Thorpe subjoined to them A Lover’s Complaint, about which we know nothing more. But, in The Passionate Pilgrim, Jaggard had not merely included the two sonnets referred to, but had assigned the whole of the poems, of which three others were actually taken from Love’s Labour’s Lost, to “W. Shakespeare.” Others had already appeared under the names of Marlowe, Ralegh, Barnfield, Griffin and others. Nine have no further identification. It appears that, in this instance, Shakespeare did protest; at any rate, the dramatist Thomas Heywood, from whom Jaggard, in a later edition, “lifted” two more poems to add to the original twenty, says that Shakespeare was “much offended”—a little piece of evidence of a wide ranging effect, both positive and negative, which, perhaps, has never been quite fully appreciated.

Some of the adespota are quite worthy of Shakespeare; and his “offence” would, of course, be quite sufficiently explained by the imputation to him of plagiarism from such men as the living Ralegh, and the dead Marlowe.
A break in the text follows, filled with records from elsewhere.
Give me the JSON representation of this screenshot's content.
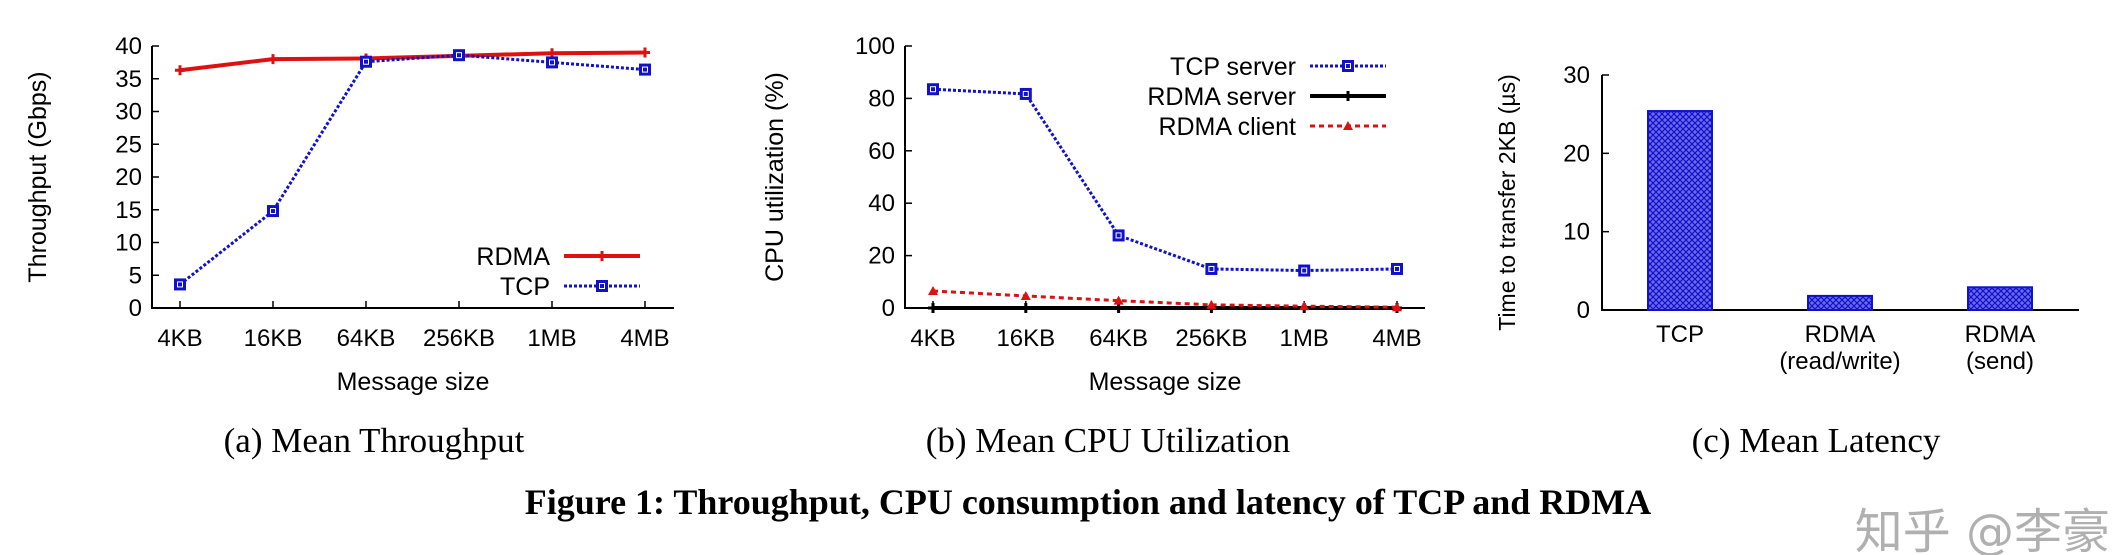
{
  "chart_data": [
    {
      "type": "line",
      "caption": "(a) Mean Throughput",
      "xlabel": "Message size",
      "ylabel": "Throughput (Gbps)",
      "categories": [
        "4KB",
        "16KB",
        "64KB",
        "256KB",
        "1MB",
        "4MB"
      ],
      "ylim": [
        0,
        40
      ],
      "yticks": [
        0,
        5,
        10,
        15,
        20,
        25,
        30,
        35,
        40
      ],
      "legend": "bottom-right",
      "grid": false,
      "series": [
        {
          "name": "RDMA",
          "color": "#dd1111",
          "style": "solid",
          "marker": "plus",
          "values": [
            36.3,
            38.0,
            38.1,
            38.5,
            38.9,
            39.0
          ]
        },
        {
          "name": "TCP",
          "color": "#1111cc",
          "style": "dotted",
          "marker": "square",
          "values": [
            3.6,
            14.8,
            37.6,
            38.6,
            37.5,
            36.4
          ]
        }
      ]
    },
    {
      "type": "line",
      "caption": "(b) Mean CPU Utilization",
      "xlabel": "Message size",
      "ylabel": "CPU utilization (%)",
      "categories": [
        "4KB",
        "16KB",
        "64KB",
        "256KB",
        "1MB",
        "4MB"
      ],
      "ylim": [
        0,
        100
      ],
      "yticks": [
        0,
        20,
        40,
        60,
        80,
        100
      ],
      "legend": "top-right",
      "grid": false,
      "series": [
        {
          "name": "TCP server",
          "color": "#1111cc",
          "style": "dotted",
          "marker": "square",
          "values": [
            83.5,
            81.7,
            27.7,
            14.9,
            14.3,
            14.9
          ]
        },
        {
          "name": "RDMA server",
          "color": "#000000",
          "style": "solid",
          "marker": "plus",
          "values": [
            0,
            0,
            0,
            0,
            0,
            0
          ]
        },
        {
          "name": "RDMA client",
          "color": "#dd1111",
          "style": "dashed",
          "marker": "triangle",
          "values": [
            6.5,
            4.6,
            2.8,
            1.2,
            0.7,
            0.3
          ]
        }
      ]
    },
    {
      "type": "bar",
      "caption": "(c) Mean Latency",
      "xlabel": "",
      "ylabel": "Time to transfer 2KB (µs)",
      "categories": [
        [
          "TCP"
        ],
        [
          "RDMA",
          "(read/write)"
        ],
        [
          "RDMA",
          "(send)"
        ]
      ],
      "values": [
        25.4,
        1.8,
        2.9
      ],
      "ylim": [
        0,
        30
      ],
      "yticks": [
        0,
        10,
        20,
        30
      ],
      "color": "#1111cc",
      "fill": "crosshatch",
      "grid": false
    }
  ],
  "figure_caption": "Figure 1: Throughput, CPU consumption and latency of TCP and RDMA",
  "watermark": "知乎 @李豪"
}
Lastly, there exists a rather obscure, very curious and, in parts, extremely beautiful, poem called The Phoenix and the Turtle, which, in 1601, was added to Robert Chester’s Love’s Martyr, as a contribution by Shakespeare: Jonson, Chapman, “Ignoto” and others contributing likewise. This was reprinted ten years later, and we hear of no protests on the part of any of the supposed contributors, though, whatever Shakespeare might be, neither Jonson nor Chapman could be described as “gentle” or likely to take a liberty gently. We may take it, then, that, as regards the two classical pieces, the Sonnets, A Lover’s Complaint and The Phoenix and the Turtle, we have at least the ordinary amount of testimony to genuineness, and, in the case of the first three, rather more than this; while some of The Passionate Pilgrim pieces are certainly genuine, and more may be. Sonnets to Sundry Notes of Music, it should, perhaps, be mentioned, though they often are separately entered in the contents of editions, merely form a division, with sub-title, of The Passionate Pilgrim.